No sinal, uma mulher vendia balas, um bebê de meses no colo, e logo surgiram mais três crianças pequenas, como sombras que seguiam a mãe. Olhei para aquela cena, e um nó se formou na garganta.
— Não tem comida para pôr na mesa e, mesmo assim, faz filho — falei, a voz baixa. — O governo oferece camisinha, vasectomia para o homem, laqueadura para a mulher...
— Concordo com você, mas me dá pena das crianças — Vívian abriu a janela do carro e entregou duas notas de cem para o menino. A mãe as pegou com pressa, os olhos no dinheiro, talvez ignorando os filhos.
— Usa os filhos para isso — disse, reprovando.
— Quando fogem de casa, acabam como aqueles meninos. Tento trabalhar até de madrugada para que eles não se envolvam com o que não devem — disse Vívian, a preocupação estampada no rosto.
— Só estudar — sugeri, com um toque de ironia.
Ela revirou os olhos e rebateu:
— Tá bom, Gabriel. Só estudar. Mas eles têm que trabalhar também, ou não comem. Com quantos anos você começou a trabalhar?
— Vinte e três — respondi, com sinceridade. — Meus pais tinham condições de me sustentar.
— Exatamente — disse, firme. — Os seus pais tinham os deles.
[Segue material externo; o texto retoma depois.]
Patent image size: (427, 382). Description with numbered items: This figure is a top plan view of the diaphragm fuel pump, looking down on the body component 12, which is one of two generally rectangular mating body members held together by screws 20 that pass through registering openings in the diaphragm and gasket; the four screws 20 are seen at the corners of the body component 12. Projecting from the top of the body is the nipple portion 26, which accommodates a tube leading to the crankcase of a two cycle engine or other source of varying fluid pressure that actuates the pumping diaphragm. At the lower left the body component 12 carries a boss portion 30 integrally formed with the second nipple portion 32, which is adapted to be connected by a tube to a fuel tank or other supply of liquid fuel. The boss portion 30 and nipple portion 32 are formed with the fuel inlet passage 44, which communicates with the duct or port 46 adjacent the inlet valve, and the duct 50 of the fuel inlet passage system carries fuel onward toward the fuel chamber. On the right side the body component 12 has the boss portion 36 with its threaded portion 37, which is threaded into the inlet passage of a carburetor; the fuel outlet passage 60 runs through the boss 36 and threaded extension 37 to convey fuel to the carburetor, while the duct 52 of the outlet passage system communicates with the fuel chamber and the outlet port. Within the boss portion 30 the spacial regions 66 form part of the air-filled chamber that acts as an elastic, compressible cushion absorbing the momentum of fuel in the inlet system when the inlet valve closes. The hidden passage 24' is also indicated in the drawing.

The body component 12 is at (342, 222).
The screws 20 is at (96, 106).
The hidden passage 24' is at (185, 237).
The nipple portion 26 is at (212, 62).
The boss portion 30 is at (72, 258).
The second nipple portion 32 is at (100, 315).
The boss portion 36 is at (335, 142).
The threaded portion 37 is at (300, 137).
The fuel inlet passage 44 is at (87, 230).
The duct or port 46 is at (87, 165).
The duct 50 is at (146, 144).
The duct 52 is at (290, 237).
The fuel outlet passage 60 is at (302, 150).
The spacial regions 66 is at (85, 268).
Muito pelo contrário, na vida deles é "cada um por si". Não existe essa de papai e mamãe bancando.
— Não vou entrar nessa discussão — respondi, tentando desviar o tema enquanto acelerava o carro.
— Acho que você não tem consciência de classe — disse ela, ríspida.
O peso daquela conversa me acompanhou nos dias seguintes. Refliti sobre tudo, busquei entender mais sobre consciência social e vi que meu problema não era a falta de entendimento, mas o uso impreciso das palavras. O estudo, de fato, poderia transformar vidas — mas faltava acolhimento, cuidado, um ponto de apoio que fosse mais do que teoria.